En moins de cinq minutes, le sol fut enseveli sous un ciment de grêlons si épais et si dur, qu’il en resta jusqu’au soir des vestiges. La foudre continuait de gronder, et le vent fracassait les grands arbres. Les ardoises du toit tourbillonnaient dans l’air, les volets battaient les murs, et le château semblait devoir à chaque instant être emporté par la tourmente. Louise et Savenay se tenaient silencieux, Louise parfois encore tressaillant d’épouvante, mais aussitôt rassurée par le regard affectueux qui veillait sur elle ; il y avait même dans l’appréhension d’un danger commun quelque chose qui ne lui déplaisait pas, et elle y trouvait un charme mystérieux qu’elle eût été fort embarrassée d’expliquer.

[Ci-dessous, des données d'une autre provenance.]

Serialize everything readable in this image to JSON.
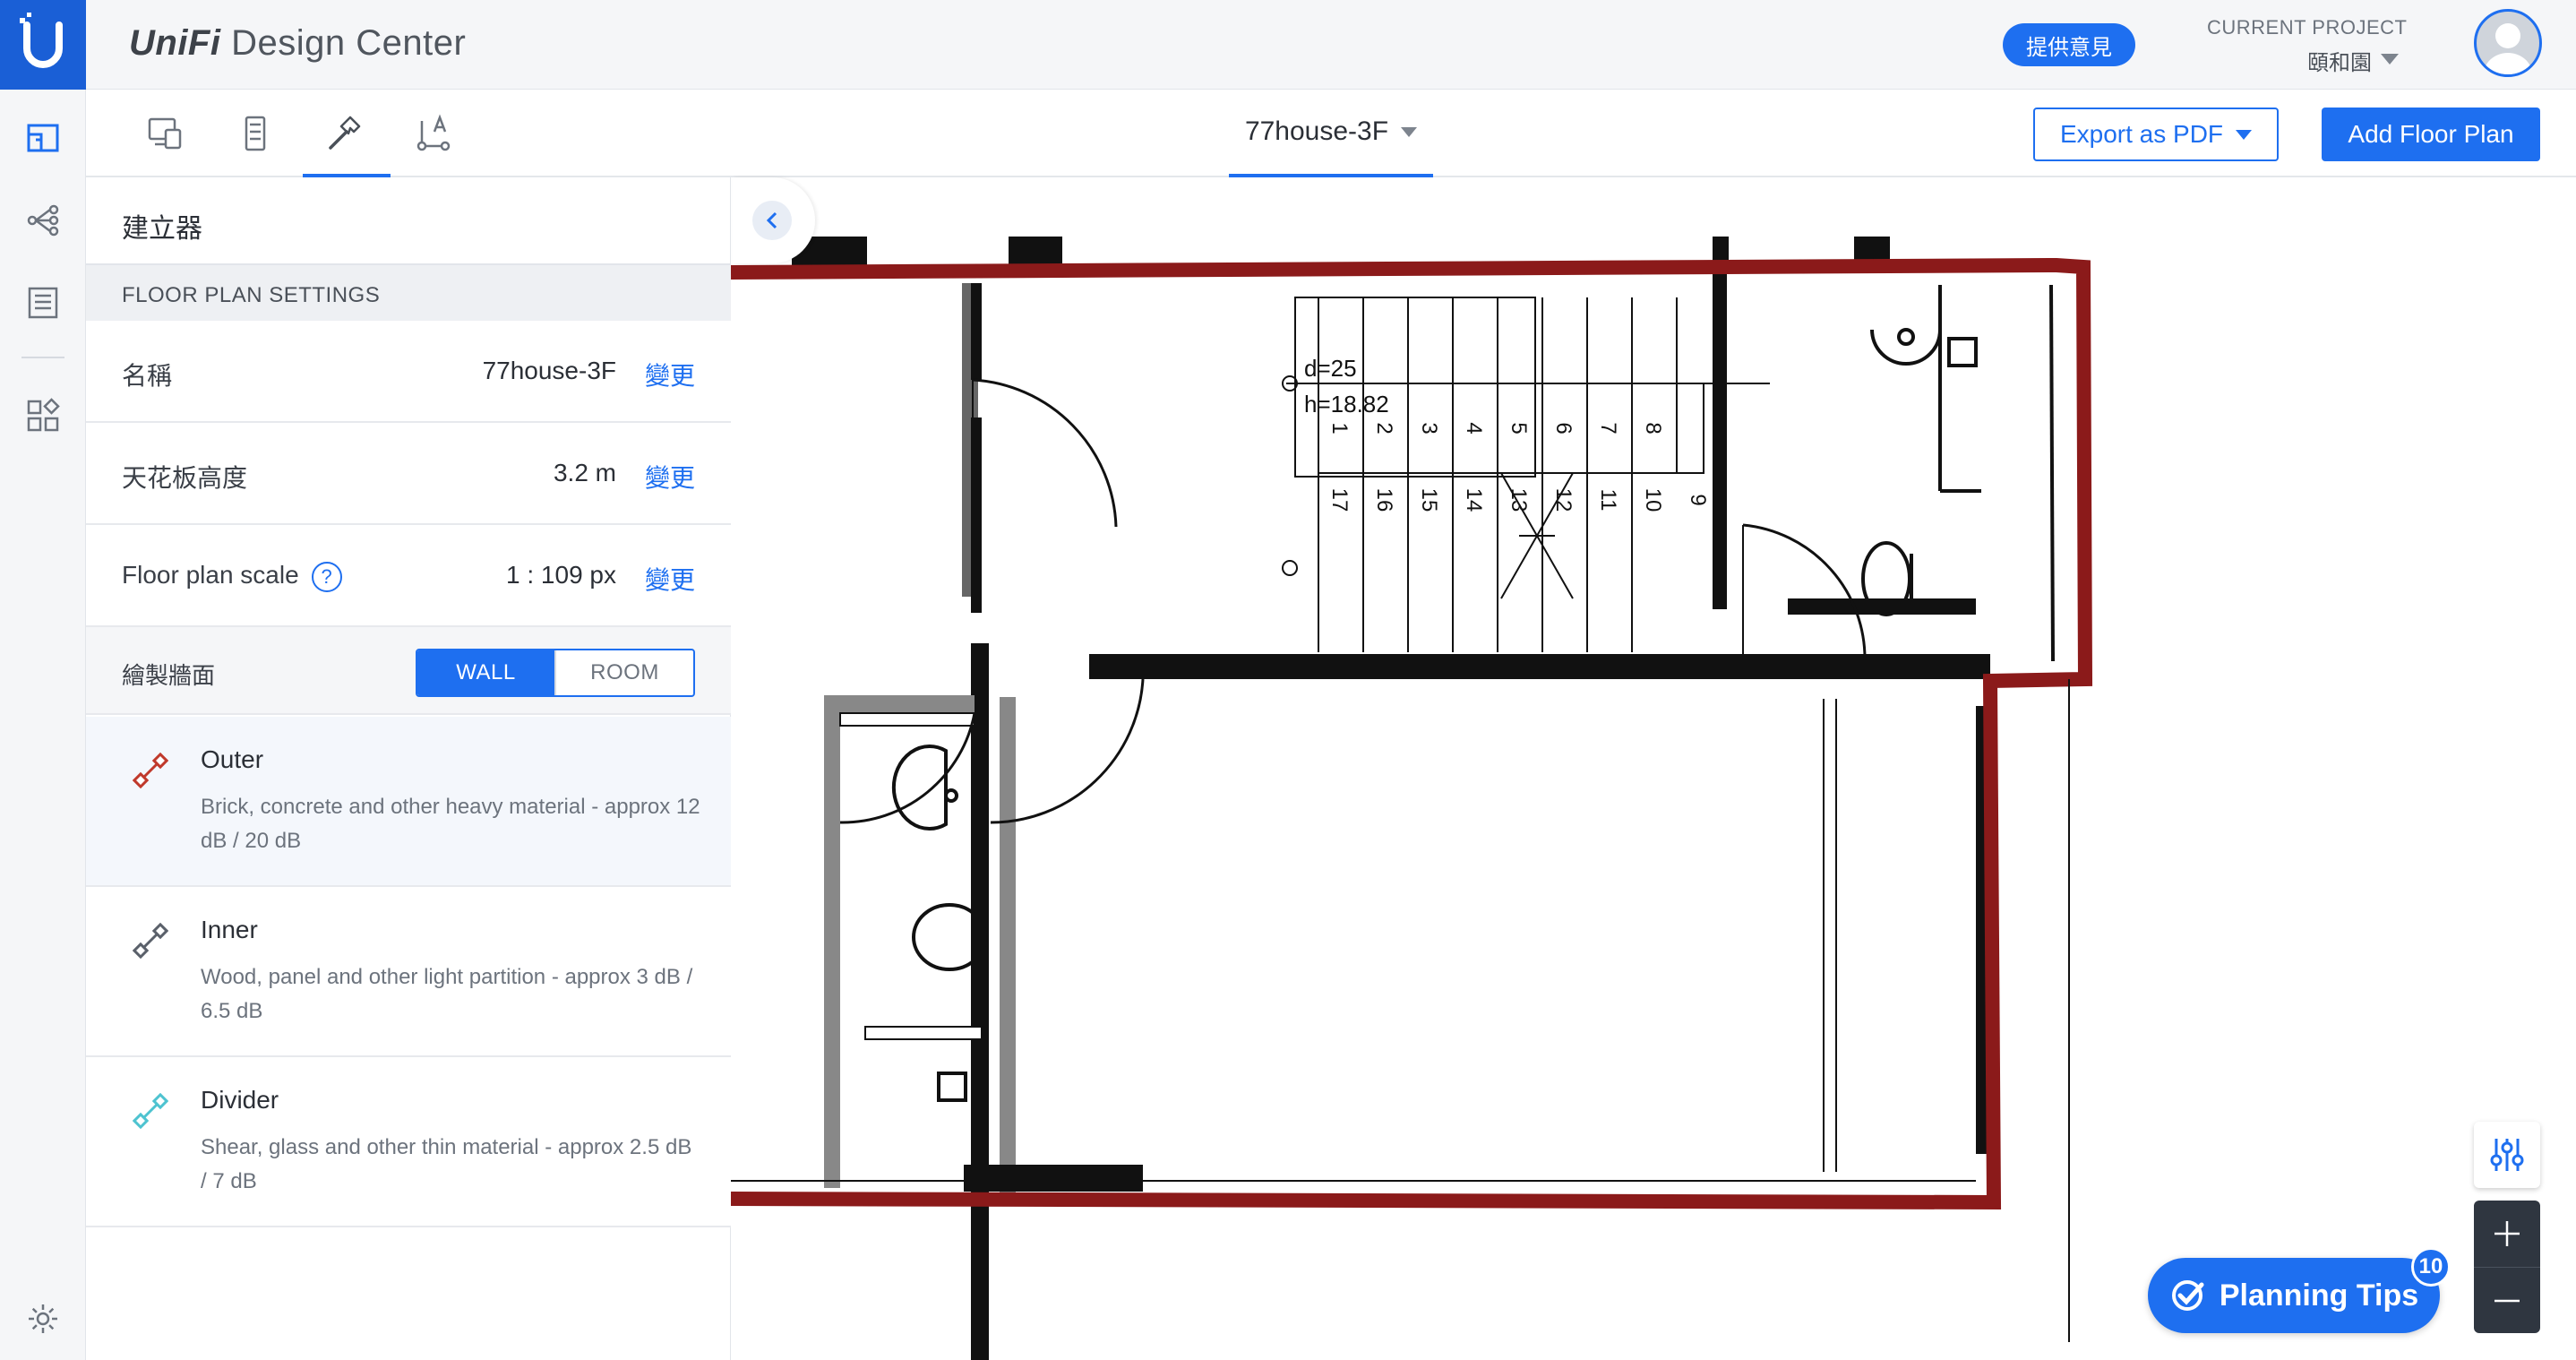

Enfin l’orage s’apaisa, la nuée s’éclaircit, et le soleil, sans paraître encore, y sema des trouées d’azur. Les vents s’étaient calmés, le tonnerre s’éloignait, et le ciel versait doucement une pluie tiède et menue, comme pour guérir les blessures que la grêle avait faites. L’air était frais et sonore ; déjà les oiseaux chantaient sous la feuillée, l’horizon fumait, et de toutes parts s’exhalait l’enivrant parfum de la terre mouillée par l’orage. Louise partageait le sentiment de bien-être et de délivrance répandu sur la nature entière, et le premier rayon qui perça les nuages descendit aussitôt dans son cœur. Savenay, silencieux comme elle, la contemplait avec un intérêt grave et tendre. Ils demeurèrent long-temps ainsi. Puis ils causèrent, et tout ce que disait ce jeune homme arrivait à Louise comme un écho de ses pensées. Ils parlaient de choses et d’autres, une conversation brisée, mais charmante dans ses hasards. Louise s’était tant de fois entendue railler par M. Riquemont, qu’elle avait fini par douter d’elle-même et par se dire que son mari avait raison peut-être. Elle comprit enfin que le monde de ses sentimens, de ses idées et de ses rêves, ce monde que M. Riquemont, en ses jours de gaieté, appelait l’hôpital des fous, existait quelque part, et que du moins son ame n’était pas seule à l’habiter. Pour la première fois, elle trouvait à changer son or ; elle découvrait pour la première fois que c’était de l’or en effet.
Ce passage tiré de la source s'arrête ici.